Das is das Gefühl, das ich in den meisten der hier vermutlich gemeinten Threads habe: Die Menschen schauen sich ihre Hunde nicht an. Bzw. nehmen nicht wirklich wahr, was der Hund mitteilt. Sondern hängen in gelesenen bzw. gehörten Interpretationen fest.
Keine Ahnung, ob das immer schon so war [...]
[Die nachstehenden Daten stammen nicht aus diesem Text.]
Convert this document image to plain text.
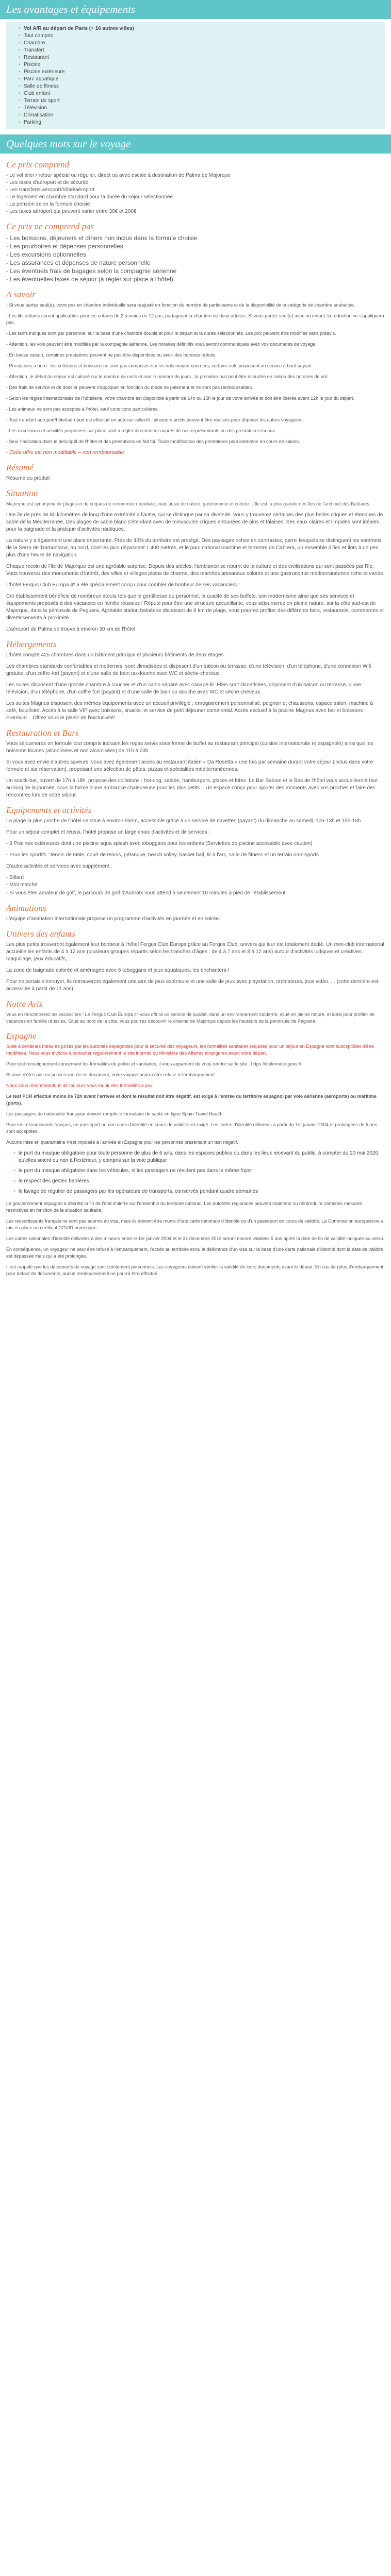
Les avantages et équipements
• Vol A/R au départ de Paris (+ 16 autres villes)
• Tout compris
• Chambre
• Transfert
• Restaurant
• Piscine
• Piscine extérieure
• Parc aquatique
• Salle de fitness
• Club enfant
• Terrain de sport
• Télévision
• Climatisation
• Parking
Quelques mots sur le voyage
Ce prix comprend

- Le vol aller / retour spécial ou régulier, direct ou avec escale à destination de Palma de Majorque

- Les taxes d'aéroport et de sécurité

- Les transferts aéroport/hôtel/aéroport

- Le logement en chambre standard pour la durée du séjour sélectionnée

- La pension selon la formule choisie

- Les taxes aéroport qui peuvent varier entre 30€ et 200€

Ce prix ne comprend pas

- Les boissons, déjeuners et dîners non inclus dans la formule choisie

- Les pourboires et dépenses personnelles

- Les excursions optionnelles

- Les assurances et dépenses de nature personnelle

- Les éventuels frais de bagages selon la compagnie aérienne

- Les éventuelles taxes de séjour (à régler sur place à l'hôtel)

A savoir

- Si vous partez seul(e), votre prix en chambre individuelle sera réajusté en fonction du nombre de participants et de la disponibilité de la catégorie de chambre souhaitée.

- Les lits enfants seront applicables pour les enfants de 2 à moins de 12 ans, partageant la chambre de deux adultes. Si vous partez seul(e) avec un enfant, la réduction ne s'appliquera pas.

- Les tarifs indiqués sont par personne, sur la base d'une chambre double et pour le départ et la durée sélectionnés. Les prix peuvent être modifiés sans préavis.

- Attention, les vols peuvent être modifiés par la compagnie aérienne. Les horaires définitifs vous seront communiqués avec vos documents de voyage.

- En basse saison, certaines prestations peuvent ne pas être disponibles ou avoir des horaires réduits.

- Prestations à bord : les collations et boissons ne sont pas comprises sur les vols moyen-courriers, certains vols proposent un service à bord payant.

- Attention, le début du séjour est calculé sur le nombre de nuits et non le nombre de jours ; la première nuit peut être écourtée en raison des horaires de vol.

- Des frais de service et de dossier peuvent s'appliquer en fonction du mode de paiement et ne sont pas remboursables.

- Selon les règles internationales de l'hôtellerie, votre chambre est disponible à partir de 14h ou 15h le jour de votre arrivée et doit être libérée avant 12h le jour du départ.

- Les animaux ne sont pas acceptés à l'hôtel, sauf conditions particulières.

- Tout transfert aéroport/hôtel/aéroport est effectué en autocar collectif ; plusieurs arrêts peuvent être réalisés pour déposer les autres voyageurs.

- Les excursions et activités proposées sur place sont à régler directement auprès de nos représentants ou des prestataires locaux.

- Seul l'indication dans le descriptif de l'hôtel et des prestations en fait foi. Toute modification des prestations peut intervenir en cours de saison.

- Cette offre est non modifiable – non remboursable

Résumé

Résumé du produit

Situation

Majorque est synonyme de plages et de criques de renommée mondiale, mais aussi de nature, gastronomie et culture. L'île est la plus grande des îles de l'archipel des Baléares.

Une île de près de 80 kilomètres de long d'une extrémité à l'autre, qui se distingue par sa diversité. Vous y trouverez certaines des plus belles criques et étendues de sable de la Méditerranée. Des plages de sable blanc s'étendant avec de minuscules criques entourées de pins et falaises. Ses eaux claires et limpides sont idéales pour la baignade et la pratique d'activités nautiques.

La nature y a également une place importante. Près de 40% du territoire est protégé. Des paysages riches en contrastes, parmi lesquels se distinguent les sommets de la Serra de Tramuntana, au nord, dont les pics dépassent 1 400 mètres, et le parc national maritime et terrestre de Cabrera, un ensemble d'îles et îlots à un peu plus d'une heure de navigation.

Chaque recoin de l'île de Majorque est une agréable surprise. Depuis des siècles, l'ambiance se nourrit de la culture et des civilisations qui sont passées par l'île. Vous trouverez des monuments d'intérêt, des villes et villages pleins de charme, des marchés artisanaux colorés et une gastronomie méditerranéenne riche et variée.

L'hôtel Fergus Club Europa 4* a été spécialement conçu pour combler de bonheur de ses vacanciers !

Cet établissement bénéficie de nombreux atouts tels que le gentillesse du personnel, la qualité de ses buffets, son modernisme ainsi que ses services et équipements proposés à des vacances en famille réussies ! Réputé pour être une structure accueillante, vous séjournerez en pleine nature, sur la côte sud-est de Majorque, dans la péninsule de Peguera. Agréable station balnéaire disposant de 8 km de plage, vous pourrez profiter des différents bars, restaurants, commerces et divertissements à proximité.

L'aéroport de Palma se trouve à environ 30 km de l'hôtel.

Hébergements

L'hôtel compte 425 chambres dans un bâtiment principal et plusieurs bâtiments de deux étages.

Les chambres standards confortables et modernes, sont climatisées et disposent d'un balcon ou terrasse, d'une télévision, d'un téléphone, d'une connexion Wifi gratuite, d'un coffre-fort (payant) et d'une salle de bain ou douche avec WC et sèche-cheveux.

Les suites disposent d'une grande chambre à coucher et d'un salon séparé avec canapé-lit. Elles sont climatisées, disposent d'un balcon ou terrasse, d'une télévision, d'un téléphone, d'un coffre fort (payant) et d'une salle de bain ou douche avec WC et sèche-cheveux.

Les suites Magnus disposent des mêmes équipements avec un accueil privilégié : enregistrement personnalisé, peignoir et chaussons, espace salon, machine à café, bouilloire. Accès à la salle VIP avec boissons, snacks, et service de petit déjeuner continental. Accès exclusif à la piscine Magnus avec bar et boissons Premium ...Offrez vous le plaisir de l'exclusivité!

Restauration et Bars

Vous séjournerez en formule tout compris incluant les repas servis sous forme de buffet au restaurant principal (cuisine internationale et espagnole) ainsi que les boissons locales (alcoolisées et non alcoolisées) de 11h à 23h.

Si vous avez envie d'autres saveurs, vous avez également accès au restaurant italien « Da Rosetta » une fois par semaine durant votre séjour (inclus dans votre formule et sur réservation), proposant une sélection de pâtes, pizzas et spécialités méditerranéennes.

Un snack-bar, ouvert de 17h à 18h, propose des collations : hot-dog, salade, hamburgers, glaces et frites. Le Bar Saloon et le Bas de l'hôtel vous accueilleront tout au long de la journée, sous la forme d'une ambiance chaleureuse pour les plus petits... Un espace conçu pour ajouter des moments avec vos proches et faire des rencontres lors de votre séjour.

Equipements et activités

La plage la plus proche de l'hôtel se situe à environ 950m, accessible grâce à un service de navettes (payant) du dimanche au samedi, 10h-13h et 15h-18h.

Pour un séjour complet et réussi, l'hôtel propose un large choix d'activités et de services :

- 3 Piscines extérieures dont une piscine aqua splash avec toboggans pour les enfants (Serviettes de piscine accessible avec caution)

- Pour les sportifs : tennis de table, court de tennis, pétanque, beach volley, basket ball, tir à l'arc, salle de fitness et un terrain omnisports

D'autre activités et services avec supplément :

- Billard

- Mini marché

- Si vous êtes amateur de golf, le parcours de golf d'Andratx vous attend à seulement 10 minutes à pied de l'établissement.

Animations

L'équipe d'animation internationale propose un programme d'activités en journée et en soirée.

Univers des enfants

Les plus petits trouveront également leur bonheur à l'hôtel Fergus Club Europa grâce au Fergus Club, univers qui leur est totalement dédié. Un mini-club international accueille les enfants de 4 à 12 ans (plusieurs groupes répartis selon les tranches d'âges : de 4 à 7 ans et 8 à 12 ans) autour d'activités ludiques et créatives : maquillage, jeux éducatifs,...

La zone de baignade colorée et aménagée avec 6 toboggans et jeux aquatiques, les enchantera !

Pour ne jamais s'ennuyer, ils retrouveront également une aire de jeux extérieure et une salle de jeux avec playstation, ordinateurs, jeux vidéo, ... (cette dernière est accessible à partir de 11 ans).

Notre Avis

Vous en rencontrerez les vacanciers ! Le Fergus Club Europa 4* vous offrira un service de qualité, dans un environnement moderne, situé en pleine nature, et idéal pour profiter de vacances en famille réussies. Situé au bord de la côte, vous pourrez découvrir le charme de Majorque depuis les hauteurs de la péninsule de Peguera.

Espagne

Suite à certaines mesures prises par les autorités espagnoles pour la sécurité des voyageurs, les formalités sanitaires requises pour un séjour en Espagne sont susceptibles d'être modifiées. Nous vous invitons à consulter régulièrement le site internet du Ministère des Affaires étrangères avant votre départ.

Pour tout renseignement concernant les formalités de police et sanitaires, il vous appartient de vous rendre sur le site : https://diplomatie.gouv.fr

Si vous n'êtes pas en possession de ce document, votre voyage pourra être refusé à l'embarquement.

Nous vous recommandons de toujours vous munir des formalités à jour.

Le test PCR effectué moins de 72h avant l'arrivée et dont le résultat doit être négatif, est exigé à l'entrée du territoire espagnol par voie aérienne (aéroports) ou maritime (ports).

Les passagers de nationalité française doivent remplir le formulaire de santé en ligne Spain Travel Health.

Pour les ressortissants français, un passeport ou une carte d'identité en cours de validité est exigé. Les cartes d'identité délivrées à partir du 1er janvier 2004 et prolongées de 5 ans sont acceptées.

Aucune mise en quarantaine n'est imposée à l'arrivée en Espagne pour les personnes présentant un test négatif.

• le port du masque obligatoire pour toute personne de plus de 6 ans, dans les espaces publics ou dans les lieux recevant du public, à compter du 20 mai 2020, qu'elles soient ou non à l'extérieur, y compris sur la voie publique
• le port du masque obligatoire dans les véhicules, si les passagers ne résident pas dans le même foyer
• le respect des gestes barrières
• le lavage de régulier de passagers par les opérateurs de transports, conservés pendant quatre semaines

Le gouvernement espagnol a décrété la fin de l'état d'alerte sur l'ensemble du territoire national. Les autorités régionales peuvent maintenir ou réintroduire certaines mesures restrictives en fonction de la situation sanitaire.

Les ressortissants français ne sont pas soumis au visa, mais ils doivent être munis d'une carte nationale d'identité ou d'un passeport en cours de validité. La Commission européenne a mis en place un certificat COVID numérique.

Les cartes nationales d'identité délivrées à des mineurs entre le 1er janvier 2004 et le 31 décembre 2013 seront encore valables 5 ans après la date de fin de validité indiquée au verso.

En conséquence, un voyageur ne peut être refusé à l'embarquement, l'accès au territoire et/ou la délivrance d'un visa sur la base d'une carte nationale d'identité dont la date de validité est dépassée mais qui a été prolongée.

Il est rappelé que les documents de voyage sont strictement personnels. Les voyageurs doivent vérifier la validité de leurs documents avant le départ. En cas de refus d'embarquement pour défaut de documents, aucun remboursement ne pourra être effectué.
Das finde ich eine wichtige Beobachtung. Ich kann mir vorstellen, dass das auch mit dem Format der Hunderziehung via Forenaustausch zusammenhängt. Es war früher halt praktisch nicht möglich - und man hätte den theoretischen Gedanken vermutlich für abwegig gehalten - dass sich einander fremde Menschen in Textfeldern ratsuchend über das konkrete Verhalten ihres Hundes austauschen, und die Einschätzungen, Hinweise und Gruppendeutungen daraufhin in das eigene Alltagsverhalten übernehmen. Manchmal mit vorheriger eigener Plausibilitätsprüfung, manchmal eher daran orientiert, wie offenkundig mehrheitsbindend sich der jeweilige Ratschlag im Forum zeigt.
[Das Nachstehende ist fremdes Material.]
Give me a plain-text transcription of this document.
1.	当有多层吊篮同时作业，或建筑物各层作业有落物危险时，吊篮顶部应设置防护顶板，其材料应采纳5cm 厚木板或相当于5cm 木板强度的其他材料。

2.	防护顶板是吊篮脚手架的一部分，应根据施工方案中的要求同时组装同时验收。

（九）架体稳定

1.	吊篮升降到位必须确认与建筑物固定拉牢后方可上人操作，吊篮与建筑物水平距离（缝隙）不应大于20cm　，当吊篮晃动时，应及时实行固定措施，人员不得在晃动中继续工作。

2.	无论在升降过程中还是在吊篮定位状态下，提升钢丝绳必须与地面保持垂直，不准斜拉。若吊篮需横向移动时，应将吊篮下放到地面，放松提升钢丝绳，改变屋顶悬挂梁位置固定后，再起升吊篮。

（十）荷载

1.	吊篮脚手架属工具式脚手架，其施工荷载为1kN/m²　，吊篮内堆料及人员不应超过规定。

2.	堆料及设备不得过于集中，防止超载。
Früher blieb das Verständnis des eigenen Hundes im Binnenverhältnis "stecken" bzw. war unverbindlich auf eine Handvoll Imperative aus Erziehungsratgeberbüchern reduziert, für die ein Hund meist ein Hund war. Ich wüsste jedenfalls keinen Ratgeber aus den 90ern, der sich in alltäglichen Erziehungsfragen eingehend in rassetypische Erwägungen (Reizlagen, Triebigkeit) ausdifferenziert hätte. Und so war man in Problemlagen wie “Mein Hund pöbelt Besucher an" gezwungen, das, was man vor sich sieht, solange neu anzuschauen und zu bewerten und in Lösungsideen zu übersetzen, bis das Verhalten auf Halter- und Hundeseite *irgendwie* in ein stimmigeres Verhältnis als bisher kam. Klappte ja oft genug.
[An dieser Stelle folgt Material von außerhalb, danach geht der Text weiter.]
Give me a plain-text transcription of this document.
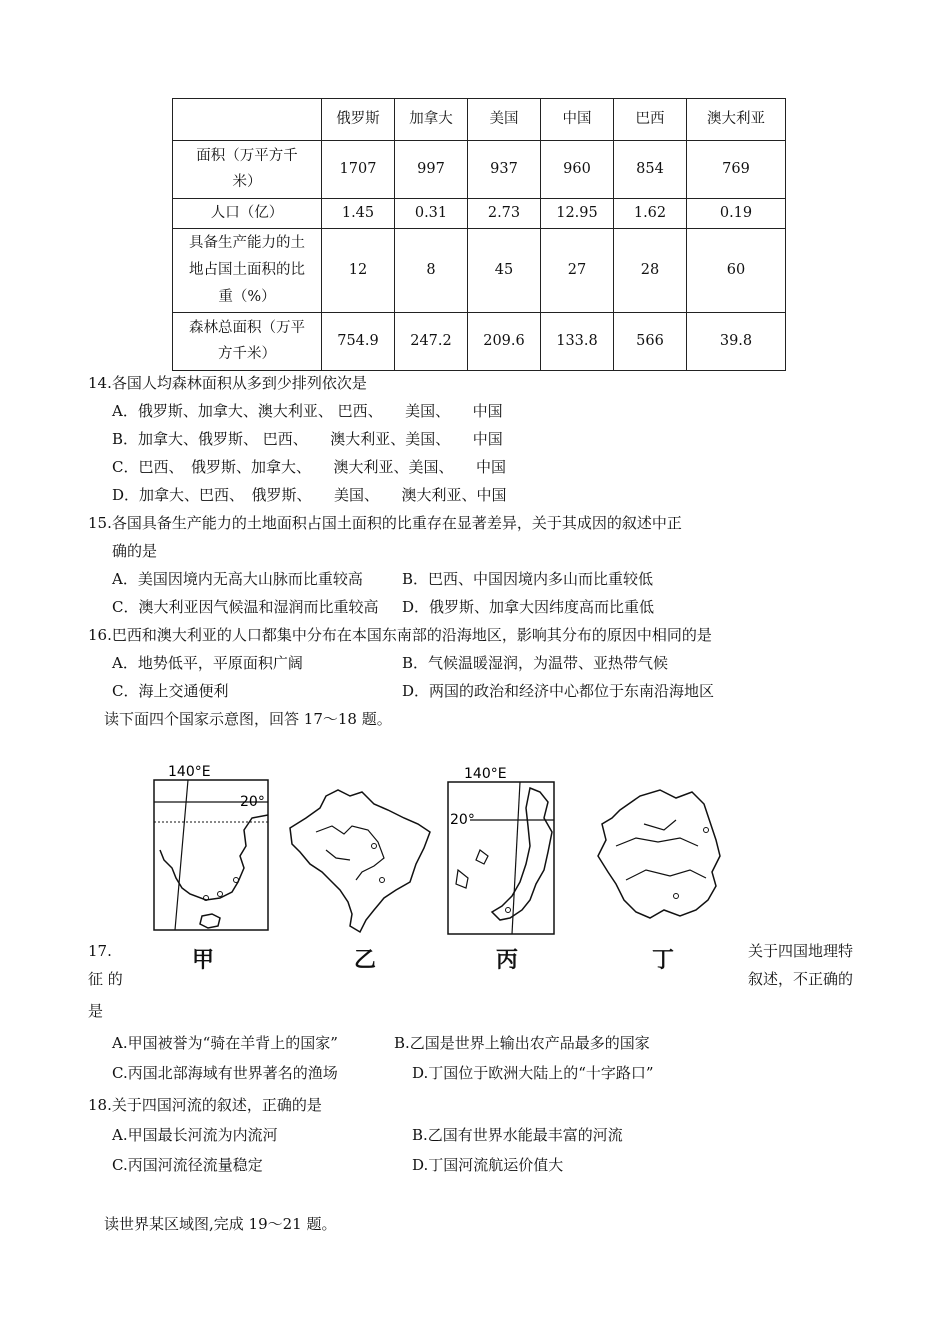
	俄罗斯	加拿大	美国	中国	巴西	澳大利亚
面积（万平方千米）	1707	997	937	960	854	769
人口（亿）	1.45	0.31	2.73	12.95	1.62	0.19
具备生产能力的土地占国土面积的比重（%）	12	8	45	27	28	60
森林总面积（万平方千米）	754.9	247.2	209.6	133.8	566	39.8
14.各国人均森林面积从多到少排列依次是
A．俄罗斯、加拿大、澳大利亚、 巴西、　　美国、　　中国
B．加拿大、俄罗斯、 巴西、　　澳大利亚、美国、　　中国
C．巴西、　俄罗斯、加拿大、　　澳大利亚、美国、　　中国
D．加拿大、巴西、　俄罗斯、　　美国、　　澳大利亚、中国
15.各国具备生产能力的土地面积占国土面积的比重存在显著差异，关于其成因的叙述中正
确的是
A．美国因境内无高大山脉而比重较高	B．巴西、中国因境内多山而比重较低
C．澳大利亚因气候温和湿润而比重较高 D．俄罗斯、加拿大因纬度高而比重低
16.巴西和澳大利亚的人口都集中分布在本国东南部的沿海地区，影响其分布的原因中相同的是
A．地势低平，平原面积广阔	B．气候温暖湿润，为温带、亚热带气候
C．海上交通便利	D．两国的政治和经济中心都位于东南沿海地区
读下面四个国家示意图，回答 17～18 题。
140°E
20°
140°E
20°
甲	乙	丙	丁
17.	关于四国地理特
征 的	叙述，不正确的
是
A.甲国被誉为“骑在羊背上的国家”	B.乙国是世界上输出农产品最多的国家
C.丙国北部海域有世界著名的渔场	D.丁国位于欧洲大陆上的“十字路口”
18.关于四国河流的叙述，正确的是
A.甲国最长河流为内流河	B.乙国有世界水能最丰富的河流
C.丙国河流径流量稳定	D.丁国河流航运价值大
读世界某区域图,完成 19～21 题。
Schwer zu sagen, wie sich in dieser Entwicklung Segen und Fluch zueinander verhalten. Zuviele Optionen verwirren, soviel scheint (Psychologen und Verhaltensökonomen) inzwischen klar zu sein. Vor der „Marmeladenstraße“ im Supermarkt - und vermutlich auch beim Hundeerziehen. :-)
Wenn’s nicht gut läuft, wird daraus ein vages Pendeln zwischen allen (halbwegs verstandenen) Optionen oder Handlungsstarre. Nach meiner Erfahrung ahnden Hunde beides unerbittlich als „durchgefallen“.